Not taking sides is appropriate when you are friends with both parties. When your close friend gets burned by someone you met through them, it's okay not to be neutral!

 

Thanks for the supporting words. This is the kind of sentiment I was getting at. These two girls were not friends before I was in a relationship with my ex. In fact they only really got to spend time together towards the end of our three year relationship when my friend came to the US and crashed on my sofa and we all spent time together. She didn't actually interact on social media with my ex until we broke up which is the bit that bugs me the most and why I want to express my feelings.

 

Like most situations in life nothing can be painted with the same brush and have a universal set of rules associated with them.

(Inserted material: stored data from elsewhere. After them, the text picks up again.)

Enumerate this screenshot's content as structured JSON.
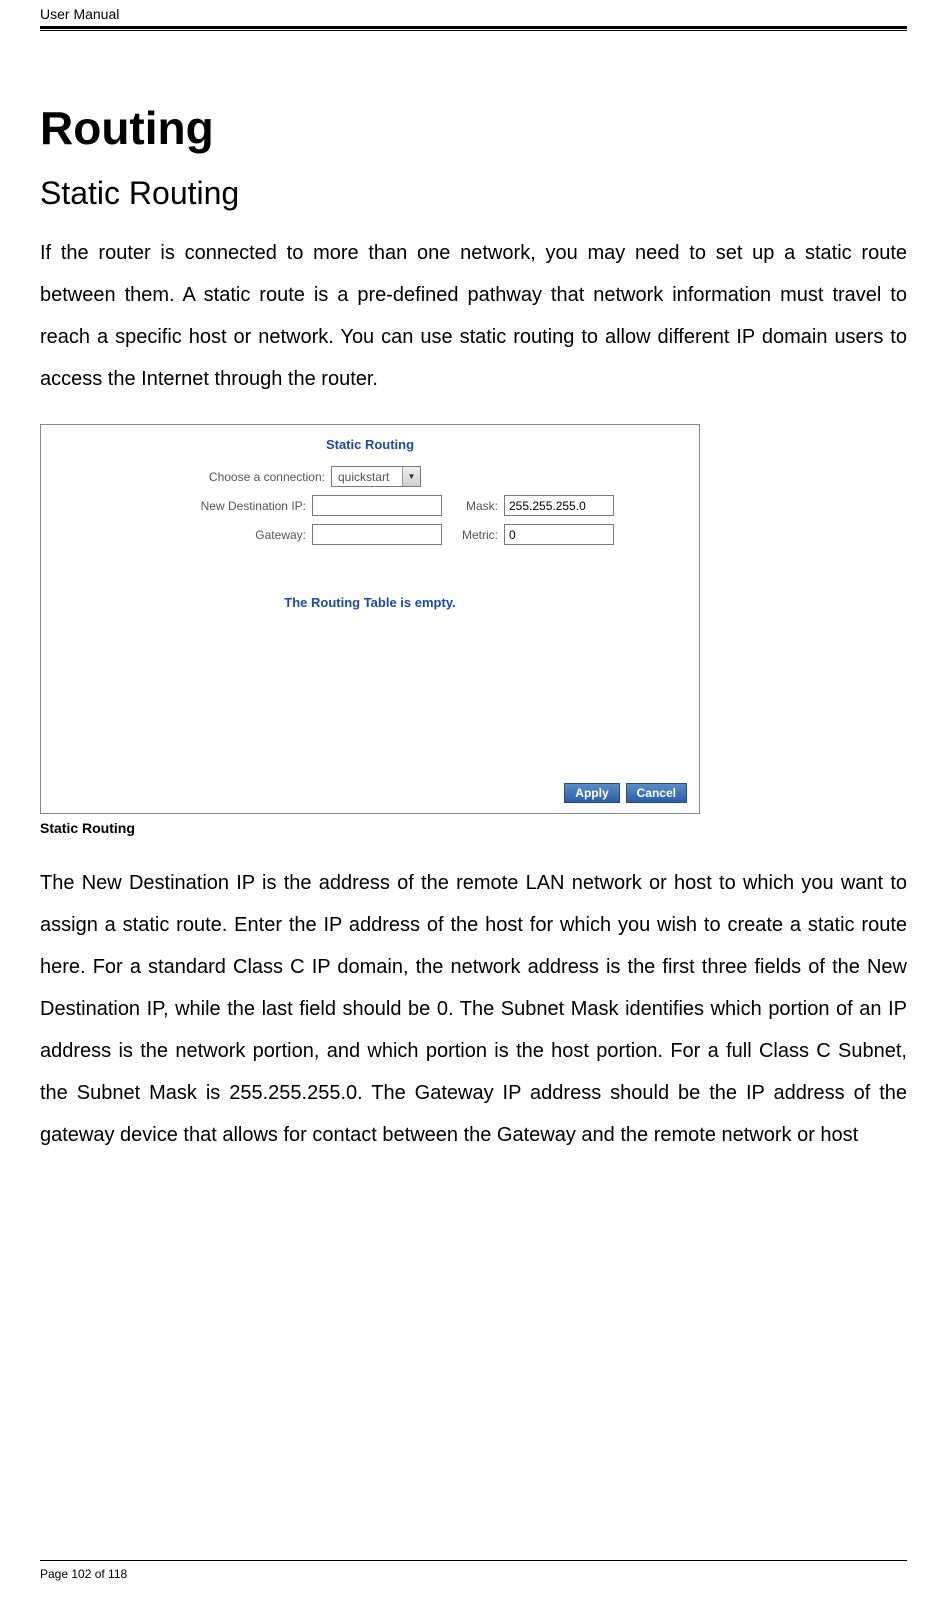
{
  "header": {
    "title": "User Manual"
  },
  "main": {
    "h1": "Routing",
    "h2": "Static Routing",
    "para1": "If the router is connected to more than one network, you may need to set up a static route between them. A static route is a pre-defined pathway that network information must travel to reach a specific host or network. You can use static routing to allow different IP domain users to access the Internet through the router.",
    "caption": "Static Routing",
    "para2": "The New Destination IP is the address of the remote LAN network or host to which you want to assign a static route. Enter the IP address of the host for which you wish to create a static route here. For a standard Class C IP domain, the network address is the first three fields of the New Destination IP, while the last field should be 0. The Subnet Mask identifies which portion of an IP address is the network portion, and which portion is the host portion. For a full Class C Subnet, the Subnet Mask is 255.255.255.0. The Gateway IP address should be the IP address of the gateway device that allows for contact between the Gateway and the remote network or host"
  },
  "screenshot": {
    "title": "Static Routing",
    "labels": {
      "choose_connection": "Choose a connection:",
      "new_dest_ip": "New Destination IP:",
      "mask": "Mask:",
      "gateway": "Gateway:",
      "metric": "Metric:"
    },
    "values": {
      "connection_selected": "quickstart",
      "new_dest_ip": "",
      "mask": "255.255.255.0",
      "gateway": "",
      "metric": "0"
    },
    "empty_message": "The Routing Table is empty.",
    "buttons": {
      "apply": "Apply",
      "cancel": "Cancel"
    }
  },
  "footer": {
    "page_info": "Page 102 of 118"
  }
}
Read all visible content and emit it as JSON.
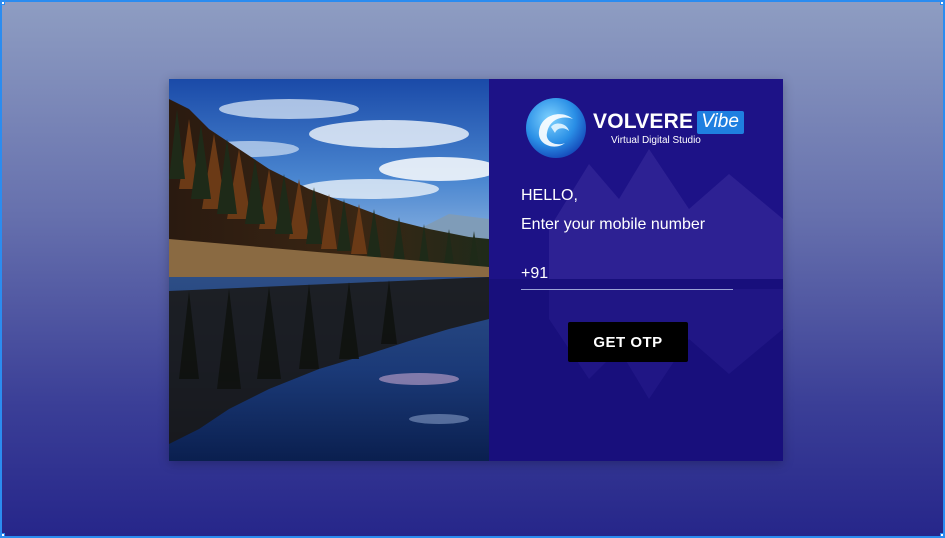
{
  "brand": {
    "name": "VOLVERE",
    "tag": "Vibe",
    "subtitle": "Virtual Digital Studio"
  },
  "login": {
    "greeting": "HELLO,",
    "prompt": "Enter your mobile number",
    "phone_prefix": "+91",
    "phone_value": "",
    "submit_label": "GET OTP"
  },
  "colors": {
    "panel": "#1d1287",
    "button": "#000000",
    "brand_tag_bg": "#1f7fe0",
    "selection_border": "#2b8cf0"
  },
  "icons": {
    "logo": "swirl-orb-logo-icon"
  }
}
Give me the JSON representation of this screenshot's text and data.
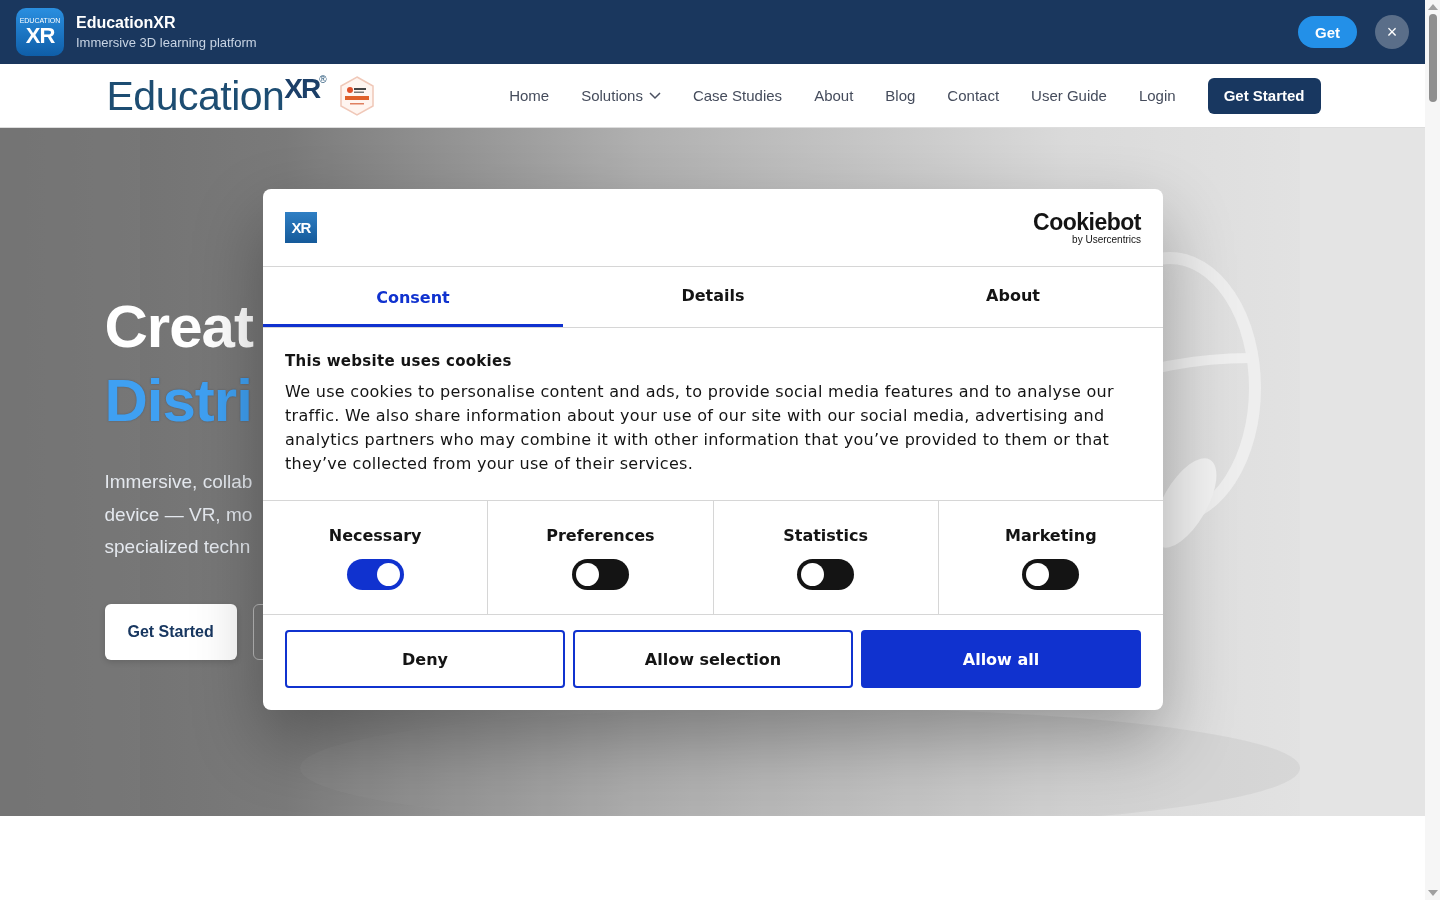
{
  "app_banner": {
    "icon_caption": "EDUCATION",
    "icon_mark": "XR",
    "title": "EducationXR",
    "subtitle": "Immersive 3D learning platform",
    "get_button": "Get",
    "close_button": "×"
  },
  "header": {
    "logo_text": "Education",
    "logo_accent": "XR",
    "logo_reg": "®",
    "nav": [
      {
        "label": "Home",
        "kind": "link"
      },
      {
        "label": "Solutions",
        "kind": "dropdown"
      },
      {
        "label": "Case Studies",
        "kind": "link"
      },
      {
        "label": "About",
        "kind": "link"
      },
      {
        "label": "Blog",
        "kind": "link"
      },
      {
        "label": "Contact",
        "kind": "link"
      },
      {
        "label": "User Guide",
        "kind": "link"
      },
      {
        "label": "Login",
        "kind": "link"
      }
    ],
    "cta": "Get Started"
  },
  "hero": {
    "line_1": "Creat",
    "line_2": "Distri",
    "paragraph_lines": [
      "Immersive, collab",
      "device — VR, mo",
      "specialized techn"
    ],
    "button": "Get Started"
  },
  "cookie_dialog": {
    "logo_mark": "XR",
    "brand": "Cookiebot",
    "brand_sub": "by Usercentrics",
    "tabs": [
      {
        "label": "Consent",
        "selected": true
      },
      {
        "label": "Details",
        "selected": false
      },
      {
        "label": "About",
        "selected": false
      }
    ],
    "heading": "This website uses cookies",
    "body": "We use cookies to personalise content and ads, to provide social media features and to analyse our traffic. We also share information about your use of our site with our social media, advertising and analytics partners who may combine it with other information that you’ve provided to them or that they’ve collected from your use of their services.",
    "categories": [
      {
        "label": "Necessary",
        "on": true
      },
      {
        "label": "Preferences",
        "on": false
      },
      {
        "label": "Statistics",
        "on": false
      },
      {
        "label": "Marketing",
        "on": false
      }
    ],
    "buttons": [
      {
        "label": "Deny",
        "kind": "outline"
      },
      {
        "label": "Allow selection",
        "kind": "outline"
      },
      {
        "label": "Allow all",
        "kind": "primary"
      }
    ]
  }
}
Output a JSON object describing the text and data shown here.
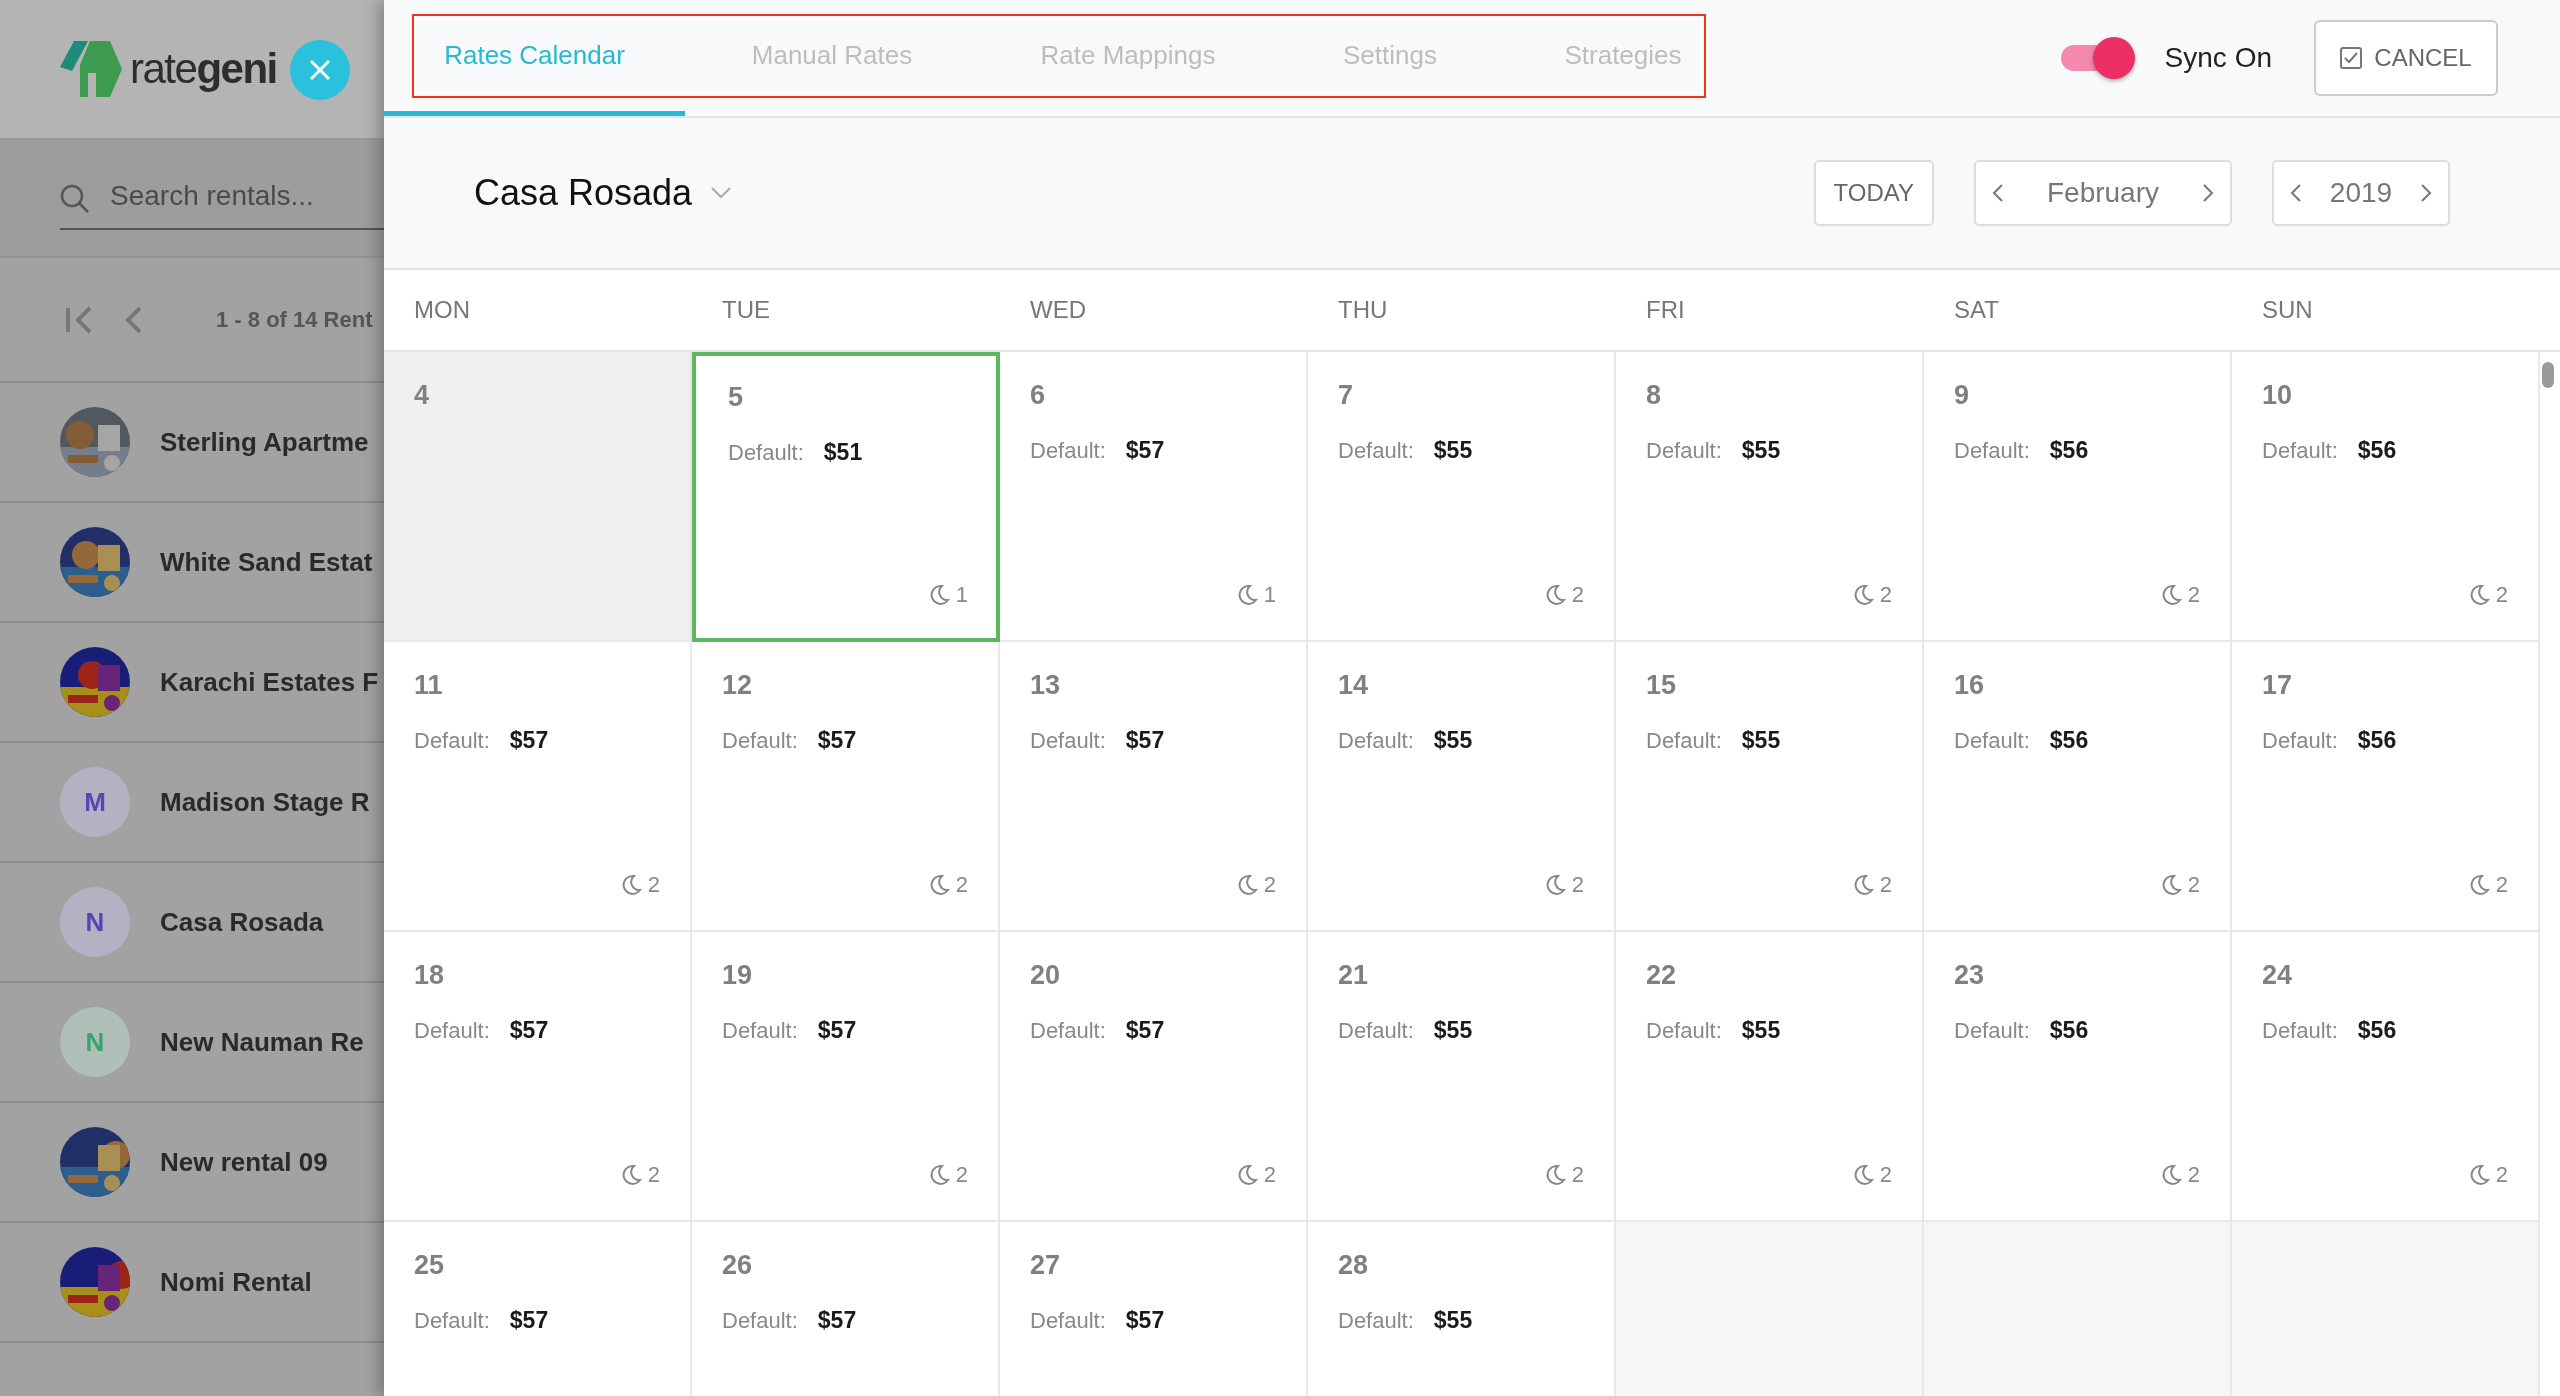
{
  "sidebar": {
    "logo": "rate**geni**",
    "search": {
      "placeholder": "Search rentals..."
    },
    "pagination": "1 - 8 of 14 Rent",
    "rentals": [
      {
        "name": "Sterling Apartme"
      },
      {
        "name": "White Sand Estat"
      },
      {
        "name": "Karachi Estates F"
      },
      {
        "name": "Madison Stage R",
        "avatar": {
          "kind": "letter",
          "letter": "M",
          "color": "#5546b8"
        }
      },
      {
        "name": "Casa Rosada",
        "avatar": {
          "kind": "letter",
          "letter": "N",
          "color": "#5546b8"
        }
      },
      {
        "name": "New Nauman Re",
        "avatar": {
          "kind": "letter",
          "letter": "N",
          "color": "#36a56e"
        }
      },
      {
        "name": "New rental 09"
      },
      {
        "name": "Nomi Rental"
      }
    ]
  },
  "tabs": [
    {
      "label": "Rates Calendar",
      "selected": true
    },
    {
      "label": "Manual Rates",
      "selected": false
    },
    {
      "label": "Rate Mappings",
      "selected": false
    },
    {
      "label": "Settings",
      "selected": false
    },
    {
      "label": "Strategies",
      "selected": false
    }
  ],
  "sync": {
    "label": "Sync On",
    "on": true
  },
  "cancel_button": "CANCEL",
  "rental_select": "Casa Rosada",
  "today_button": "TODAY",
  "month": "February",
  "year": "2019",
  "weekdays": [
    "MON",
    "TUE",
    "WED",
    "THU",
    "FRI",
    "SAT",
    "SUN"
  ],
  "weeks": [
    [
      {
        "kind": "past",
        "day": "4",
        "selected": false
      },
      {
        "kind": "day",
        "day": "5",
        "label": "Default:",
        "rate": "$51",
        "nights": "1",
        "selected": true
      },
      {
        "kind": "day",
        "day": "6",
        "label": "Default:",
        "rate": "$57",
        "nights": "1",
        "selected": false
      },
      {
        "kind": "day",
        "day": "7",
        "label": "Default:",
        "rate": "$55",
        "nights": "2",
        "selected": false
      },
      {
        "kind": "day",
        "day": "8",
        "label": "Default:",
        "rate": "$55",
        "nights": "2",
        "selected": false
      },
      {
        "kind": "day",
        "day": "9",
        "label": "Default:",
        "rate": "$56",
        "nights": "2",
        "selected": false
      },
      {
        "kind": "day",
        "day": "10",
        "label": "Default:",
        "rate": "$56",
        "nights": "2",
        "selected": false
      }
    ],
    [
      {
        "kind": "day",
        "day": "11",
        "label": "Default:",
        "rate": "$57",
        "nights": "2",
        "selected": false
      },
      {
        "kind": "day",
        "day": "12",
        "label": "Default:",
        "rate": "$57",
        "nights": "2",
        "selected": false
      },
      {
        "kind": "day",
        "day": "13",
        "label": "Default:",
        "rate": "$57",
        "nights": "2",
        "selected": false
      },
      {
        "kind": "day",
        "day": "14",
        "label": "Default:",
        "rate": "$55",
        "nights": "2",
        "selected": false
      },
      {
        "kind": "day",
        "day": "15",
        "label": "Default:",
        "rate": "$55",
        "nights": "2",
        "selected": false
      },
      {
        "kind": "day",
        "day": "16",
        "label": "Default:",
        "rate": "$56",
        "nights": "2",
        "selected": false
      },
      {
        "kind": "day",
        "day": "17",
        "label": "Default:",
        "rate": "$56",
        "nights": "2",
        "selected": false
      }
    ],
    [
      {
        "kind": "day",
        "day": "18",
        "label": "Default:",
        "rate": "$57",
        "nights": "2",
        "selected": false
      },
      {
        "kind": "day",
        "day": "19",
        "label": "Default:",
        "rate": "$57",
        "nights": "2",
        "selected": false
      },
      {
        "kind": "day",
        "day": "20",
        "label": "Default:",
        "rate": "$57",
        "nights": "2",
        "selected": false
      },
      {
        "kind": "day",
        "day": "21",
        "label": "Default:",
        "rate": "$55",
        "nights": "2",
        "selected": false
      },
      {
        "kind": "day",
        "day": "22",
        "label": "Default:",
        "rate": "$55",
        "nights": "2",
        "selected": false
      },
      {
        "kind": "day",
        "day": "23",
        "label": "Default:",
        "rate": "$56",
        "nights": "2",
        "selected": false
      },
      {
        "kind": "day",
        "day": "24",
        "label": "Default:",
        "rate": "$56",
        "nights": "2",
        "selected": false
      }
    ],
    [
      {
        "kind": "day",
        "day": "25",
        "label": "Default:",
        "rate": "$57",
        "selected": false
      },
      {
        "kind": "day",
        "day": "26",
        "label": "Default:",
        "rate": "$57",
        "selected": false
      },
      {
        "kind": "day",
        "day": "27",
        "label": "Default:",
        "rate": "$57",
        "selected": false
      },
      {
        "kind": "day",
        "day": "28",
        "label": "Default:",
        "rate": "$55",
        "selected": false
      },
      {
        "kind": "empty"
      },
      {
        "kind": "empty"
      },
      {
        "kind": "empty"
      }
    ]
  ]
}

Whats being expressed in this thread by myself and others commenting solely relates to the individuals in this situation.

 

I feel a little stung by the actions of her camp, like I said previously I could understand that there would be a couple of people that may drop off but the fact that it has been literally every person in her close circle leads me to believe it has been at the request of my ex. There was also one instant of being flat out ignored by her cousins boyfriend when I approached him about something to do with work. If this hadn't have happened, I wouldn't have cared who spoke to each other.

 

However, as it stand it truly makes me feel like accross the pond I'm being spoken about not too kindly where as this side it looks like my ex is the innocent party in all of this and has done nothing wrong.